As to the Somali onshore basins, the extension of the Yemeni Jurassic and Cretaceous rifts into Somalia highlights their prospectivity. Seeps abound (Odewayne and Nogal basins) and some wells encountered good shows. Late Jurassic and Upper Cretaceous marine shales are source rock candidates. Gas in the area of Mogadishu may be associated with the Early Triassic Bokh Fm. source rock. Seeps in western Somalia are rare, and may result either from long-distance migration out of the Calub Graben or from locally mature Lower Cretaceous or Upper Jurassic.
We establish an inventory of proven and possible source rock occurences in Somalia by integrating publicly available data on slicks and seeps, geological and gravity maps, literature data, well data and geological information from adjoining basins. Our data indicate that in the Somali part of the Gulf of Aden, high heat-flow may critically affect the Late Jurassic source rock. However, Late Cretaceous or even Eocene sources may be locally oil-mature.
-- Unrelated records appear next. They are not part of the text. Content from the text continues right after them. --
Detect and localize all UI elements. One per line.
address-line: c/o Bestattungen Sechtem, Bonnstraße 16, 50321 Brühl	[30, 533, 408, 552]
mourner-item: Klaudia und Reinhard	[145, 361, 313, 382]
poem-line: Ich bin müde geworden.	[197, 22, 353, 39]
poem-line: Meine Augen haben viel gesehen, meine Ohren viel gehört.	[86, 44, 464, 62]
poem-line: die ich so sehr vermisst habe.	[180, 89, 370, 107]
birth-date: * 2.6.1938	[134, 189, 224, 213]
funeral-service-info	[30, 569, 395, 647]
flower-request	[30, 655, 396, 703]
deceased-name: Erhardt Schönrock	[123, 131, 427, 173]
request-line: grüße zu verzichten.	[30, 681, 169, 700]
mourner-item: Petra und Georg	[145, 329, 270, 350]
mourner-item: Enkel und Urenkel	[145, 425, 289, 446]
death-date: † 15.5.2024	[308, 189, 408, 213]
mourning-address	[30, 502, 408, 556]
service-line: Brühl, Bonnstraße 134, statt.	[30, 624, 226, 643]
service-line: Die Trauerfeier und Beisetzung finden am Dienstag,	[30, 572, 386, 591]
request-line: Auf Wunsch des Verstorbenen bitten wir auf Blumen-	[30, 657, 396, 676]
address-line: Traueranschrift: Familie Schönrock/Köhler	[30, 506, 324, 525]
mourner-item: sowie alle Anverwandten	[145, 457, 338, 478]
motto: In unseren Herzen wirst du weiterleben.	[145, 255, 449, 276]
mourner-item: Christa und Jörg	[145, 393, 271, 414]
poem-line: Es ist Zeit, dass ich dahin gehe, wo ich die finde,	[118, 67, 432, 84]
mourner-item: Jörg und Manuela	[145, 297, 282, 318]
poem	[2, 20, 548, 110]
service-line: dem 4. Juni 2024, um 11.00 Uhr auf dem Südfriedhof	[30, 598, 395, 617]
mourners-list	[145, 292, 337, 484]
The presence of source rocks on the Somali Indian Ocean margin remains presently speculative. Abundance of slicks in the area south of Mogadishu may not relate to hydrocarbons. Of more interest are reported isolated slicks further to the north, in deeper waters of the Mogadishu and Mid-Somalia High Basins. These slicks may be related to Lower/Mid-Jurassic, Late Jurassic, Late Cretaceous or Eocene sources.
Analysis of onshore seeps in northern Somalia (Nogal, Daroor, Odewayne basins), integrated with seismic data, will allow to determine the origin of these oils and an assessment of the size of prospective kitchen areas. In the offshore, 3D-Basin-modelling will be required to determine which areas are prospective for gas or, especially, for oil.